I don’t know why guys get lazy about exercise. In my opinion, weight training ought to be non-negotiable in the schedule of every man (and women as well, but that’s a topic for a different day).
Strength is an important characteristic of manhood…strength of mind, faith, character, and body. The development of physical strength bleeds into all aspects of your life.
5. Eat more protein and vegetables, and fewer carbs
Higher-protein diets are better for managing weight and building or maintaining muscle. More muscle equals a more powerful metabolism.
Protein also helps you maintain better blood sugar levels. Better blood sugar levels, better testosterone production.
Vegetables help to fill you up so you don’t eat so much starch. They’re also high in fiber, which removes excess estrogen.
If you keep testosterone levels up, and estrogen levels down, you’ll keep growing a beard and won’t have to worry about moobs.
6. Supplement to support your hormones
That said, a number of herbs and adaptogens may also support optimal hormone levels. I use PowerGize from Young Living, which contains Ashwagandha, Longjack, Fenugreek, Epimedium, Tribulus, Idaho Blue Spruce essential oil, and a number of other ingredients.
7. Guard your sleep
If you sacrifice sleep, you sacrifice testosterone.
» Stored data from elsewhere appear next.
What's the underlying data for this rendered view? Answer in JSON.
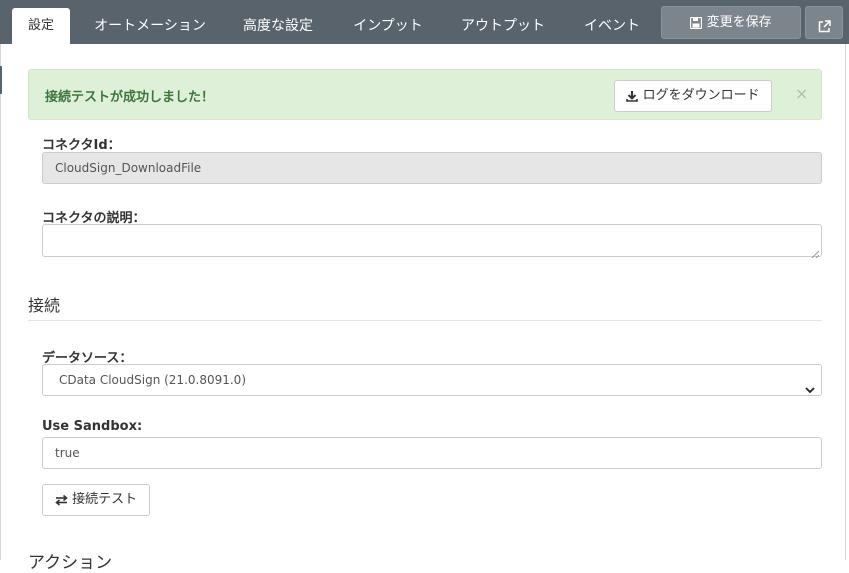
{
  "tabs": [
    {
      "label": "設定"
    },
    {
      "label": "オートメーション"
    },
    {
      "label": "高度な設定"
    },
    {
      "label": "インプット"
    },
    {
      "label": "アウトプット"
    },
    {
      "label": "イベント"
    }
  ],
  "toolbar": {
    "save_label": "変更を保存",
    "save_icon": "floppy-disk-icon",
    "external_icon": "external-link-icon"
  },
  "alert": {
    "message": "接続テストが成功しました！",
    "download_label": "ログをダウンロード",
    "download_icon": "download-icon",
    "close_label": "×"
  },
  "form": {
    "connector_id_label": "コネクタId：",
    "connector_id_value": "CloudSign_DownloadFile",
    "description_label": "コネクタの説明：",
    "description_value": ""
  },
  "connection": {
    "section_title": "接続",
    "datasource_label": "データソース：",
    "datasource_value": "CData CloudSign (21.0.8091.0)",
    "sandbox_label": "Use Sandbox:",
    "sandbox_value": "true",
    "test_button_label": "接続テスト",
    "test_button_icon": "exchange-arrows-icon"
  },
  "next_section_title": "アクション",
  "colors": {
    "topbar": "#59636b",
    "alert_bg": "#dff0d8",
    "alert_text": "#3c763d"
  }
}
Period.
Get at least seven hours a night, and in the winter months when it’s dark longer, try to get eight.
It’s virtually impossible to maintain optimal hormone levels if you don’t consistently get enough sleep.
8. Make love often
Just like you need to go to the gym and train, even on days you don’t feel like it, you might need to suck it up, practice your romancing skills, and make love with your wife, even when you’re not in the mood.
Sexual intimacy is a glue the keeps the relationship together. Do it for her.
You’ll benefit too. Sex increases testosterone production. While men with low testosterone might not have the sex drive they wish they would, by doing it anyway, they’ll help increase testosterone, which will slowly bring back the sex drive.
9. Drop the “Dad Bod”
If you’re overweight, get lean.
Excess body fat is correlated with low testosterone.
Body fat and low testosterone create a vicious cycle. As body fat goes up, more testosterone converts to estrogen, lowering testosterone even more, and causing greater increases in body fat.
You don’t need a washboard stomach. Just get fit.
Lift weights. Eat more protein. Sleep well. Start with just those three and you’ll see muscles emerge and body fat disappear.
No More Irritable Male
As men, we all have bad days. Chances are, your wife gets cranky now and then, too.
That’s just part of life.
However, if most of your days are lived in a dark cloud, do something about it.
When a man is at his best, he has passion, grit, determination, and strength. He is a gentle companion and a fierce protector. He finds solutions to problems rather than just points them out. And he looks for ways to constantly add value to the world he lives in.
When andropause goes unaddressed, it keeps him from having, being, and doing what he was designed for.
There’s no reason to live with something that robs you of so much. So Man Up and do something about it.